Tonya würde zurückkommen, hatte Sienna versprochen. Sie brauchte Zeit zum Nachdenken, weil sie selbst noch viel zu viel Zweifel in sich selbst verspüren würde und noch nicht wusste, für welchen Weg sie sich entscheiden sollte. Aber Tonya würde zurückkommen und sie würde auch an der Seite der Wölfinnen kämpfen, sollte es tatsächlich im Frühjahr zu einem großen Kampf kommen.

Amira und Sunja waren noch nicht wirklich überzeugt, aber sie versprachen Sienna, ihrem Gast etwas Zeit zu geben.
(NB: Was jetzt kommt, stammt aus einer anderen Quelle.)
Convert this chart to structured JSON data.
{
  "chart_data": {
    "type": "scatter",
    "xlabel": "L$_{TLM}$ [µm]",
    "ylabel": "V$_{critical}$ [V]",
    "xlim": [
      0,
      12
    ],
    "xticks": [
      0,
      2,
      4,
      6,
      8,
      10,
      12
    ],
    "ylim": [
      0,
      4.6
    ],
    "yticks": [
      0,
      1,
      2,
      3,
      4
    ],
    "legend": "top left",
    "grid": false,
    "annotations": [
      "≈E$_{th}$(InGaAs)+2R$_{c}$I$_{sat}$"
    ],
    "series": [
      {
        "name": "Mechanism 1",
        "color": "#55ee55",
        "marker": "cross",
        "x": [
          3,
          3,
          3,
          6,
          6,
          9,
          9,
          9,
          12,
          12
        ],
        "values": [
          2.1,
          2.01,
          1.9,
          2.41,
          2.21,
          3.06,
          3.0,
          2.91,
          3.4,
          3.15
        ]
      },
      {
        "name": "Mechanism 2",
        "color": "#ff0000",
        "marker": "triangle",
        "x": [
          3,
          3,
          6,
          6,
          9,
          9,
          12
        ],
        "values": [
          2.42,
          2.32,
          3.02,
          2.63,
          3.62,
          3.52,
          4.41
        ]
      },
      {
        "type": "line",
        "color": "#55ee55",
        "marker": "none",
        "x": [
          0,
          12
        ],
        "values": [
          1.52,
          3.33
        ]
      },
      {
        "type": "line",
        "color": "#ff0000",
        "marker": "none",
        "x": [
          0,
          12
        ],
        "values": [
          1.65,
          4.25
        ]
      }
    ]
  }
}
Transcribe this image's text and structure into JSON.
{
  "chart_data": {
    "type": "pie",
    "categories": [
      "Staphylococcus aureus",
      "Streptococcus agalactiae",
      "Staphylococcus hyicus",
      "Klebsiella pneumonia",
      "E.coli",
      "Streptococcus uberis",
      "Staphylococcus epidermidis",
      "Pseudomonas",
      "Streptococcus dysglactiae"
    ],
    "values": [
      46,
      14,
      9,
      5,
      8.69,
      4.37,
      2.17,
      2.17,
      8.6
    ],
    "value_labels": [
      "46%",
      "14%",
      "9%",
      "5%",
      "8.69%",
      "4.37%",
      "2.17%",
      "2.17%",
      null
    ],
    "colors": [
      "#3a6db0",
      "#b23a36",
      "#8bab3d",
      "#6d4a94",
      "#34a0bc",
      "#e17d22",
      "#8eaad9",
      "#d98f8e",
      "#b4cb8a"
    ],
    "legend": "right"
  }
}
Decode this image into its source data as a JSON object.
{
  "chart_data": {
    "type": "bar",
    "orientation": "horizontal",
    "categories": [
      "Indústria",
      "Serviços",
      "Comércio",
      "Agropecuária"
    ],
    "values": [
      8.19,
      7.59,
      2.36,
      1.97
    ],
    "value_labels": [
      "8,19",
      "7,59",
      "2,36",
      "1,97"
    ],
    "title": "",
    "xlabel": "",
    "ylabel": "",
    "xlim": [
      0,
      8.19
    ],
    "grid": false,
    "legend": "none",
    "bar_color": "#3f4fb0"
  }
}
Trotzdem lief Amira in der Nacht nervös im Dorf Streife. Sie hielt sich im Dunkeln zwischen den Häusern und nutzte jedes Versteck, sicherte nach allen Seiten und wechselte dann die Stellung. Sunja selbst hielt auf der Plattform in der Felswand Wache. Aufmerksam ließ sie ihre Blicke über die Ebene gleiten. Es war eine helle Nacht. Nur noch wenige Tage bis zum Vollmond und es war sternenklar. Entsprechend weit konnte sie in dieser Nacht sehen.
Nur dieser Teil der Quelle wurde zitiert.